- Film poster
- Directed by: Shirō Toyoda
- Screenplay by: Toshio Yasumi
- Based on: Tokaido Yotsuya kaidan by Nanboku Tsuruya
- Produced by: Ichirō Satō; Hideyuki Shiino;
- Starring: Tatsuya Nakadai; Mariko Okada;
- Cinematography: Hiroshi Murai
- Edited by: Chizuru Hirose
- Music by: Tōru Takemitsu
- Production company: Tokyo Eiga
- Distributed by: Toho
- Release date: 25 July 1965 (Japan);
- Running time: 105 minutes
- Country: Japan
- Language: Japanese

= Illusion of Blood =

Illusion of Blood (四谷怪談, Yotsuya kaidan) is a 1965 Japanese drama and horror film directed by Shirō Toyoda.

==Cast==
- Tatsuya Nakadai as Iemon Tamiya
- Mariko Okada as Oiwa
- Junko Ikeuchi as Osode
- Mayumi Ozora as Oume
- Keiko Awaji as Omaki
- Kanzaburo Nakamura as Gonbei Naosuke
- Yasushi Nagata as Samon Yotsuya
- Eitaro Ozawa as Kihei Ito
- Masao Mishima as Takuetsu

==Production==
Illusion of Blood was based on the kabuki play Tokaido Yotsuya kaidan by Nanboku Tsuruya, which had already been adapted to film before, including The Yotsuya Ghost Story I & II and The Yotsuya Ghost Story.
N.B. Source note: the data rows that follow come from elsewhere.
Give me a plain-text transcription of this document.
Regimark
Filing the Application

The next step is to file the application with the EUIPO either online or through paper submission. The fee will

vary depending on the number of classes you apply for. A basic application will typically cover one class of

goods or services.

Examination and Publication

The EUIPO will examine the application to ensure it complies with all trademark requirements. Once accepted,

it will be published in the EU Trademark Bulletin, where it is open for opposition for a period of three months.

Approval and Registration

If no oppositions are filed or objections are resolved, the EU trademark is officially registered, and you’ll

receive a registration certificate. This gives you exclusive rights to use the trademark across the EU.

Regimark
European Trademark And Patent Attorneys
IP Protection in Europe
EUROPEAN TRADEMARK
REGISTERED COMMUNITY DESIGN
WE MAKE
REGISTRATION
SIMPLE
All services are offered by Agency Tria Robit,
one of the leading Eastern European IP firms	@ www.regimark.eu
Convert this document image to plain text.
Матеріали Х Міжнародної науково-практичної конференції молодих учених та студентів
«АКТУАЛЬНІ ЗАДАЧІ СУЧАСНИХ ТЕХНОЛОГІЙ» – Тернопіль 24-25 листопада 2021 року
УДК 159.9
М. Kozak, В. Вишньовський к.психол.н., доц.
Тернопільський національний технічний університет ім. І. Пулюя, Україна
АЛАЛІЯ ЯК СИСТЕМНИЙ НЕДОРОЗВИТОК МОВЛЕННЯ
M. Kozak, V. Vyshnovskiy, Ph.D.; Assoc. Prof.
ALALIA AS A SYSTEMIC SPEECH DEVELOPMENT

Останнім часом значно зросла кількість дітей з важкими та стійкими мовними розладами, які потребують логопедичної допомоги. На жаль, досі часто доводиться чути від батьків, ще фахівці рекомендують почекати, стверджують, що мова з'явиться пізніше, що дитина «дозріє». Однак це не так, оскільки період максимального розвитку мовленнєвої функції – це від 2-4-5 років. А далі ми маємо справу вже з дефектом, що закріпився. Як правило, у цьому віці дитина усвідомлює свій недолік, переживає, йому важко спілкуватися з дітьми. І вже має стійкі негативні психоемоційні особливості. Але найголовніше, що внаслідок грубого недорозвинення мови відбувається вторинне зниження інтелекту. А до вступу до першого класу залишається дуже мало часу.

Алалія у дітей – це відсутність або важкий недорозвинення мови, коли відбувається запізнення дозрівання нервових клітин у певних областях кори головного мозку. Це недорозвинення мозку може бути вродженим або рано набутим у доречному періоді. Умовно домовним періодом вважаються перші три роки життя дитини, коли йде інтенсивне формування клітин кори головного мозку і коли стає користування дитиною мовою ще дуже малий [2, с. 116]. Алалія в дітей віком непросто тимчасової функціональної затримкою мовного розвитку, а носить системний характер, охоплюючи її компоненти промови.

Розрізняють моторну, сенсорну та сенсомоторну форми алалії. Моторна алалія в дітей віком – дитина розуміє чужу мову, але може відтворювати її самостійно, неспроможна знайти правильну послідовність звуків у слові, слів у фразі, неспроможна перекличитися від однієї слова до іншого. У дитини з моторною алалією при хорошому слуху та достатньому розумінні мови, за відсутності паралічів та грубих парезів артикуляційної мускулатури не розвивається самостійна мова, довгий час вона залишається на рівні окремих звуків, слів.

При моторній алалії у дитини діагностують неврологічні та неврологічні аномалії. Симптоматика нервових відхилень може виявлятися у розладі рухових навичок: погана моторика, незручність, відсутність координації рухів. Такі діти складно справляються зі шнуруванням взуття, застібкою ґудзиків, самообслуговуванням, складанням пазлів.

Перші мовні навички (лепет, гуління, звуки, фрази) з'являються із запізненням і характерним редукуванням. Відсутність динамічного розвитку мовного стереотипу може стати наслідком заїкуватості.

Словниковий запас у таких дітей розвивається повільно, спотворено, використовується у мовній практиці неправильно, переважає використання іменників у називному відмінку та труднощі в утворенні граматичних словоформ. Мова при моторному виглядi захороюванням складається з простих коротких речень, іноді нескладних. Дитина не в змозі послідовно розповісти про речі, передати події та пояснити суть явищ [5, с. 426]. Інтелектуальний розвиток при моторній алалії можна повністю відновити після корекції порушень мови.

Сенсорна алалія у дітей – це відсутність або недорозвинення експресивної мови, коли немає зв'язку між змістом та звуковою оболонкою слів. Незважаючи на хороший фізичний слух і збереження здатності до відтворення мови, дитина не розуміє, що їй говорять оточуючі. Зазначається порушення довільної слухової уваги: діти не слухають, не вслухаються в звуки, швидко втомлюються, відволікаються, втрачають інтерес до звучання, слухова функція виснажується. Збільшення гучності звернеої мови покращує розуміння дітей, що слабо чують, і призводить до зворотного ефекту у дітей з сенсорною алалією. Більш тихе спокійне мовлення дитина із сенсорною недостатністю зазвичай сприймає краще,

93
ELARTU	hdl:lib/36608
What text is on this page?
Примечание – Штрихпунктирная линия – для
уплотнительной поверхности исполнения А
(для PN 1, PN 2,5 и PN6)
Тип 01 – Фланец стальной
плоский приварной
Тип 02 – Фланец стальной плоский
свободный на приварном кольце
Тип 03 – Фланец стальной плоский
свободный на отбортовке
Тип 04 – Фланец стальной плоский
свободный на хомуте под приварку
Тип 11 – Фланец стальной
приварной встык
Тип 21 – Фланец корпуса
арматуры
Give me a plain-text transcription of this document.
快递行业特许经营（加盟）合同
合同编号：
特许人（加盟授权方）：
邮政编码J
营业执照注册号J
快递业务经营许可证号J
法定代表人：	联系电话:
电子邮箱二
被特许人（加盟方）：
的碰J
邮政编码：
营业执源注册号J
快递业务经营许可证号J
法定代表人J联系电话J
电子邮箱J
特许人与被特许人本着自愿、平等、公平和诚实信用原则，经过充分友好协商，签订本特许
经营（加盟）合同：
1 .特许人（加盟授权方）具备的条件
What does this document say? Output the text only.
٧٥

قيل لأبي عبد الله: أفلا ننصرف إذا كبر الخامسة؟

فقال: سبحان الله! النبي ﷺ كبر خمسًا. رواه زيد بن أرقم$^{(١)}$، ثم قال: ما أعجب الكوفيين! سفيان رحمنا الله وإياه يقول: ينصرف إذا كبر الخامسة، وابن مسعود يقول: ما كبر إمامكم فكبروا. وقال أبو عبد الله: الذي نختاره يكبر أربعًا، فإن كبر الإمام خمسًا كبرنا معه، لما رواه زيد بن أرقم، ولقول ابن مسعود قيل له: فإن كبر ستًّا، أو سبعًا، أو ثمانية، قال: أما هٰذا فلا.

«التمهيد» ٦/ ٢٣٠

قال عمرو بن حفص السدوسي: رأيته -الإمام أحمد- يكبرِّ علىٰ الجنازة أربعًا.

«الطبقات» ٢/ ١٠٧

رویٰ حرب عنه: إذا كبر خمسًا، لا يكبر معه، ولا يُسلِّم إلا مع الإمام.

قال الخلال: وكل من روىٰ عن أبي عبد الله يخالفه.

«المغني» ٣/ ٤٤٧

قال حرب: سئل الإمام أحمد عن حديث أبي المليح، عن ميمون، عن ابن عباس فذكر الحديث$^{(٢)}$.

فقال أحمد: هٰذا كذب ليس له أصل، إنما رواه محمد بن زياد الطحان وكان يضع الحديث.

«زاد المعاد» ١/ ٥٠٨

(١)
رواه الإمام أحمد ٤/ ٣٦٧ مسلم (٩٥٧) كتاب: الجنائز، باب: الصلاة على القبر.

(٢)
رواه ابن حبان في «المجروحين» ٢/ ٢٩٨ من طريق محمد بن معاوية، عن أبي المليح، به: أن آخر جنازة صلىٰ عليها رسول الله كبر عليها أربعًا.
This version of the film focuses on the increasing madness of the character of Iemon Tamiya.

==Release==
Illusion of Blood was distributed theatrically in Japan by Toho on 25 July 1965 and in the United States as Illusion of Blood with English subtitles in March 1966.

==Reception==
In a contemporary review, "Dool." of Variety referred to the film as a "blood-curdling Japanese ghost story", noting that the cast was "uniformly fine" and that "technical aspects, except for some abrupt cuts are first rate." A second review by "Mosk." of Variety compared the film to Kwaidan and Ugetsu, noting that Illusion of Blood lacked "classical rigor" or ""human insight and observation" that the other films had respectively. Mosk. added that the film did have "style, and good acting, excellent color and avoids violence and horror for its own sake."

A retrospective review by Cavett Binion of AllMovie found the film to be an inferior version of the film Kwaidan, opining that it was "not as visually commanding" but that it "has its share of nightmarish imagery and cultural richness."